Detecting suspicious *.ch-domains using deep neural networks

By Mischa Obrecht (Dreamlab Technologies AG Switzerland)
The SAPPAN consortium has been researching several different use cases for new detection methods, such as the

classification of phishing websites or algorithmically generated domains (AGDs). Both topics were tackled using deep neural

network classifiers, achieving good accuracy on training and validation data mostly based on the English language. In this

article, we use the aforementioned models to classify the *.ch domain space which was recently made public by the entity

managing the .ch and .li country-code top-level domains for Switzerland and Lichtenstein (switch.ch).

As switch.ch recently published the .ch-zonefile [1], we have access to a snapshot of all registered *.ch domains, including all the domains that may never have been configured to resolve to an IP, are not linked to by any websites or webservices and are thus not discovered by web-crawlers like Google.

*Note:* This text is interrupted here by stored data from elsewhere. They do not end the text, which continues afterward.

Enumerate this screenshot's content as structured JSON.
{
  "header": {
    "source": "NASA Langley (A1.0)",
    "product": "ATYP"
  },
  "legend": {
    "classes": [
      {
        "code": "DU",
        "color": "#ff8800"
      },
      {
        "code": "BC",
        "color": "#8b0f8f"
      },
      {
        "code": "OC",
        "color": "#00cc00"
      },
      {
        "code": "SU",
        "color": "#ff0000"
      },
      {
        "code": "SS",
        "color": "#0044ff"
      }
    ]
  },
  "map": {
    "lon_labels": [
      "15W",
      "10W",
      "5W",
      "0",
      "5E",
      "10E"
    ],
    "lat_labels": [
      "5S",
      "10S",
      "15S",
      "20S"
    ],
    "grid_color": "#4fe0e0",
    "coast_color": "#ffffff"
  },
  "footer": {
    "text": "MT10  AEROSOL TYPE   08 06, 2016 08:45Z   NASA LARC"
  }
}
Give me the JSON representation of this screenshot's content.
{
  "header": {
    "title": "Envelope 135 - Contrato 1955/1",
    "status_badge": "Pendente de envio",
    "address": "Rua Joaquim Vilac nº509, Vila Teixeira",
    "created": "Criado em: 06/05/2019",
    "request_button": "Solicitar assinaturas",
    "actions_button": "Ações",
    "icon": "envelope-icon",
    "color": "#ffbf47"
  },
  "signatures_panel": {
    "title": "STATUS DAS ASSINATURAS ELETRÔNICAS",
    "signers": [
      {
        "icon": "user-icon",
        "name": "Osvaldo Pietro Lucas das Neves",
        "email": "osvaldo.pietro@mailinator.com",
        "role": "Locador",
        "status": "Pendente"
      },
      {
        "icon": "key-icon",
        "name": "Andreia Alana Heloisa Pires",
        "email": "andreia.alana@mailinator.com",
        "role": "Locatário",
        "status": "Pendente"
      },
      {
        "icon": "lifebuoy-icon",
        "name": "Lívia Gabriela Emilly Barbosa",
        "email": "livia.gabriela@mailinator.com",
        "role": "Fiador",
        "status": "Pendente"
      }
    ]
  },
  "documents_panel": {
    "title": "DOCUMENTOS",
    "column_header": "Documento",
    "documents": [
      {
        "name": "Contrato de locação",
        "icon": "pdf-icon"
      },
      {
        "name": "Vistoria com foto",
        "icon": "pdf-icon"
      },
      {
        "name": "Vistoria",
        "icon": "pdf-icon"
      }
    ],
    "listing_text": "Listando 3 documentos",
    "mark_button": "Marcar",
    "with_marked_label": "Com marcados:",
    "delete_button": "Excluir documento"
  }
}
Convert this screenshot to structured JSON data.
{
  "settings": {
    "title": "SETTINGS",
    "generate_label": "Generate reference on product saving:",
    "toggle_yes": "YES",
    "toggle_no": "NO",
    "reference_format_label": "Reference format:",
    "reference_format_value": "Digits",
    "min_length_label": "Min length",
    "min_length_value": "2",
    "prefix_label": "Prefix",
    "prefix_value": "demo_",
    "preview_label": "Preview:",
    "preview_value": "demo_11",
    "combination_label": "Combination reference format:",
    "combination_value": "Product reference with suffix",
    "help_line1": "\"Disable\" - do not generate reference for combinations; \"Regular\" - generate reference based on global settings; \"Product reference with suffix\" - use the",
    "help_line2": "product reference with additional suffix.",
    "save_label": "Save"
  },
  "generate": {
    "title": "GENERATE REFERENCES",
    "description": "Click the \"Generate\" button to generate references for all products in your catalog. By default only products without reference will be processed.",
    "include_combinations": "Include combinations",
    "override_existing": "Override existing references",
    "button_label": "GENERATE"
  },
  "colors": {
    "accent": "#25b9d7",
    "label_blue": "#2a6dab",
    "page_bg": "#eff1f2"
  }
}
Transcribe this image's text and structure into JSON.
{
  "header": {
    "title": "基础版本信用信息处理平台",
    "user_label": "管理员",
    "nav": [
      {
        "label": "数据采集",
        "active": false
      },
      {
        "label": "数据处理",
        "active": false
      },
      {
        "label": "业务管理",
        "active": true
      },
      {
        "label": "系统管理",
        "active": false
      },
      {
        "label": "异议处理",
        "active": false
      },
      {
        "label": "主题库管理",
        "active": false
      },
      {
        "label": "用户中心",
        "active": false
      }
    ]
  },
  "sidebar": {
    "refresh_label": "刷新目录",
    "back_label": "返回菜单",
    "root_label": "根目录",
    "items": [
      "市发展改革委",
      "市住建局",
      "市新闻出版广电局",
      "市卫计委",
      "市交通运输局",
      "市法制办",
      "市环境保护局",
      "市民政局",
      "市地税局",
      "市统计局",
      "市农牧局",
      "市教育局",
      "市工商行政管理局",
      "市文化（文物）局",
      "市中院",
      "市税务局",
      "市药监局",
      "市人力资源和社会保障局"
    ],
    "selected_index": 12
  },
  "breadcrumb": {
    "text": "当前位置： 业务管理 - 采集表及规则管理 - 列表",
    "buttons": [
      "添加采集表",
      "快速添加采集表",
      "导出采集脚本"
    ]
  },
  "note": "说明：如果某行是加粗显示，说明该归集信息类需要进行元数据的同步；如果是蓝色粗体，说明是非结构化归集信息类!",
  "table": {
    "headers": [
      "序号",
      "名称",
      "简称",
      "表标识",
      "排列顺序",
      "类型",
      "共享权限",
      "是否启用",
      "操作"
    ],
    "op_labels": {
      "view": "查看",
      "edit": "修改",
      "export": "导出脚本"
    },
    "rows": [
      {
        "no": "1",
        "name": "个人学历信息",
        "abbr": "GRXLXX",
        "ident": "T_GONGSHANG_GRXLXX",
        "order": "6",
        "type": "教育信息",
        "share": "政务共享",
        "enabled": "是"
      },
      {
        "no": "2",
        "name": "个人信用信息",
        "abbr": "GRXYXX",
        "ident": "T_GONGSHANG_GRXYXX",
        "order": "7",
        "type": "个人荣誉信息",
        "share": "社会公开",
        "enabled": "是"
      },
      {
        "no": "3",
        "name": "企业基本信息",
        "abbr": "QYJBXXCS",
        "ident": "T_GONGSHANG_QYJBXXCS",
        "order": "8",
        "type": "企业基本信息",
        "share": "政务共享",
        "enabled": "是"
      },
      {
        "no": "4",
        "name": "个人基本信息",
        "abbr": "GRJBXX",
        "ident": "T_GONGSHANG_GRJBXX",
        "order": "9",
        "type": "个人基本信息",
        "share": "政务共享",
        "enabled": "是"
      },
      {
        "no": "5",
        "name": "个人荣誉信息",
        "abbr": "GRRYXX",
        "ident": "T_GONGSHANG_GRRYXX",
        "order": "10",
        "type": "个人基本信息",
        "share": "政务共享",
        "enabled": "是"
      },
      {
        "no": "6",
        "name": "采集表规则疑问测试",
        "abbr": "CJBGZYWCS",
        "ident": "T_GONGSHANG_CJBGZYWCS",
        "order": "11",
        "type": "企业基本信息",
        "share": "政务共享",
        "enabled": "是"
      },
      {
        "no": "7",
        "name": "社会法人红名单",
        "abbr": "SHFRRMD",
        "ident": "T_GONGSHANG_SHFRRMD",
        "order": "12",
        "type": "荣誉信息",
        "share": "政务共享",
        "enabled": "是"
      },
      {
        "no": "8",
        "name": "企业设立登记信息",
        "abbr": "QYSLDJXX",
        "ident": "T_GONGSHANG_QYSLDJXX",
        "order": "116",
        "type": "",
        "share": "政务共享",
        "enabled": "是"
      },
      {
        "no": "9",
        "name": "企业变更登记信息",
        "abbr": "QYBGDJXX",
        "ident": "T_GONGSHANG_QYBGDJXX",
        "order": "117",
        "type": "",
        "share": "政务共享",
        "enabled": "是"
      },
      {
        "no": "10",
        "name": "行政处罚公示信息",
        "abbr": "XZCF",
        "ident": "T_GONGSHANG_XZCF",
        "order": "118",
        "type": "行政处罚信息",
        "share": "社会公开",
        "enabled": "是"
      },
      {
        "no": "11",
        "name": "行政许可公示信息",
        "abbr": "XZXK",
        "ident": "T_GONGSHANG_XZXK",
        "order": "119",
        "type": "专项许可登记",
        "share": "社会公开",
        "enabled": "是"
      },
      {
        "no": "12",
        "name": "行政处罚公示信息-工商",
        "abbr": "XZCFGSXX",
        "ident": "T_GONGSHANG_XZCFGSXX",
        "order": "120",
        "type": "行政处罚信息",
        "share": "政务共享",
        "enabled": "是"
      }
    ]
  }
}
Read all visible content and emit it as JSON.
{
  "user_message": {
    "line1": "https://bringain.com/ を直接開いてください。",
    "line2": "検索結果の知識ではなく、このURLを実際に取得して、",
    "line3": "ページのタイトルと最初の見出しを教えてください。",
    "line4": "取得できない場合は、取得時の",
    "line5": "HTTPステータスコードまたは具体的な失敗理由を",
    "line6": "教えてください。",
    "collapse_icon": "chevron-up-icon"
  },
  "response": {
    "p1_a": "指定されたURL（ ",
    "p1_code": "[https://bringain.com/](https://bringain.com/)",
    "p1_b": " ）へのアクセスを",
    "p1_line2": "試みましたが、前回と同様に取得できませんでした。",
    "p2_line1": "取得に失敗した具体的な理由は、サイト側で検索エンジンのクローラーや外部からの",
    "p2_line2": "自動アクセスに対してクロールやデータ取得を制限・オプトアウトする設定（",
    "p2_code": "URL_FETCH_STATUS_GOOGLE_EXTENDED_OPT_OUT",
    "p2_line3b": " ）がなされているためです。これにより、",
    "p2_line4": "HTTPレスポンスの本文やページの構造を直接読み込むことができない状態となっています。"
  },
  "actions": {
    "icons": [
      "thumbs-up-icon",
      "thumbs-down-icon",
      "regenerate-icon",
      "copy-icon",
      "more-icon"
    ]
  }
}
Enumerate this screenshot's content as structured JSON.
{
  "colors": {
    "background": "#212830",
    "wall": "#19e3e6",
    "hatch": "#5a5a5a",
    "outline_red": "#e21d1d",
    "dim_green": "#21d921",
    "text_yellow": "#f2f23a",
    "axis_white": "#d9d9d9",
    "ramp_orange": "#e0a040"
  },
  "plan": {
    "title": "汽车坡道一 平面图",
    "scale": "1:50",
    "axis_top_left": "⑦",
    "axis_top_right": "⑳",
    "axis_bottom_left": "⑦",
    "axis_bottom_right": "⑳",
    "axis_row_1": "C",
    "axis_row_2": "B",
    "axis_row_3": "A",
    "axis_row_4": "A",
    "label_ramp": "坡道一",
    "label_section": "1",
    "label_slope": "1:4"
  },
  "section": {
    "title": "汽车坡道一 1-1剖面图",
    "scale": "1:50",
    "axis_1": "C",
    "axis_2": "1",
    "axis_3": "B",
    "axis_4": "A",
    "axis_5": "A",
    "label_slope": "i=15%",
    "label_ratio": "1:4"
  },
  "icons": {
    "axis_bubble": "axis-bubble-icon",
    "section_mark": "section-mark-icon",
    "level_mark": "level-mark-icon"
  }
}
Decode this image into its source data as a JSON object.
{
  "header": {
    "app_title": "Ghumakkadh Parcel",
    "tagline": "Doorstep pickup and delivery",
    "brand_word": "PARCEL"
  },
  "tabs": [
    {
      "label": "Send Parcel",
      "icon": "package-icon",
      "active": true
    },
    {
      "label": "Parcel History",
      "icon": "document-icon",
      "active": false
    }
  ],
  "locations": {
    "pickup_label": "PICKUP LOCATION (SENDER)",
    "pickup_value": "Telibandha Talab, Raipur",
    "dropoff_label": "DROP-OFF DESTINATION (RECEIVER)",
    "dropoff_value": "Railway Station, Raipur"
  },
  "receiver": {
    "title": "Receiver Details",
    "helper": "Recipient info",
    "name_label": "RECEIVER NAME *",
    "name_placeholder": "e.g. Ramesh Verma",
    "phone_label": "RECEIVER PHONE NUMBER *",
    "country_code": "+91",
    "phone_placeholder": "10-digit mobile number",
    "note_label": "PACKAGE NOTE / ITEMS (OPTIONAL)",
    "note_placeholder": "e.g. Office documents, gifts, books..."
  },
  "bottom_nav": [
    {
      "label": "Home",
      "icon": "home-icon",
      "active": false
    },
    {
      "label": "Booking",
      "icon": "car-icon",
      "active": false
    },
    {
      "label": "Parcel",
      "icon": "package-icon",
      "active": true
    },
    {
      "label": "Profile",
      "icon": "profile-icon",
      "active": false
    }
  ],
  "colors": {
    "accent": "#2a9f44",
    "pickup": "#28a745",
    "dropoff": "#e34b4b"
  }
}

Modern remote controlled malware (so called remote access toolkits, that are widely used by advanced persistent threats, APTs) communicates with its handler. This is called command and control (C2). In most cases the malware will contact a public rendezvous server or public proxy (e.g. a virtual private server on AWS) to obtain instructions from its handler in more or less regular intervals. This is called beaconing.

Figure 1: A typical setup of modern remote controlled malware (based on illustration from https://poshc2.readthedocs.io/en/latest/install_and_setup/architecture.html)

Since the malware communicates with its handler (the beaconing), the communication peer for this communication is a weak spot for the attacker. In the early days of malware development the communication peers used to be hardcoded and could easily be blocked. Nowadays domain generating algorithms that can reliably create domains from given input values (the seed values) are used, instead of hardcoded values. These algorithms work deterministically in the sense that a given input or seed value will always produce the same output domain:

Figure 2: Illustration of domain generation algorithm (DGA)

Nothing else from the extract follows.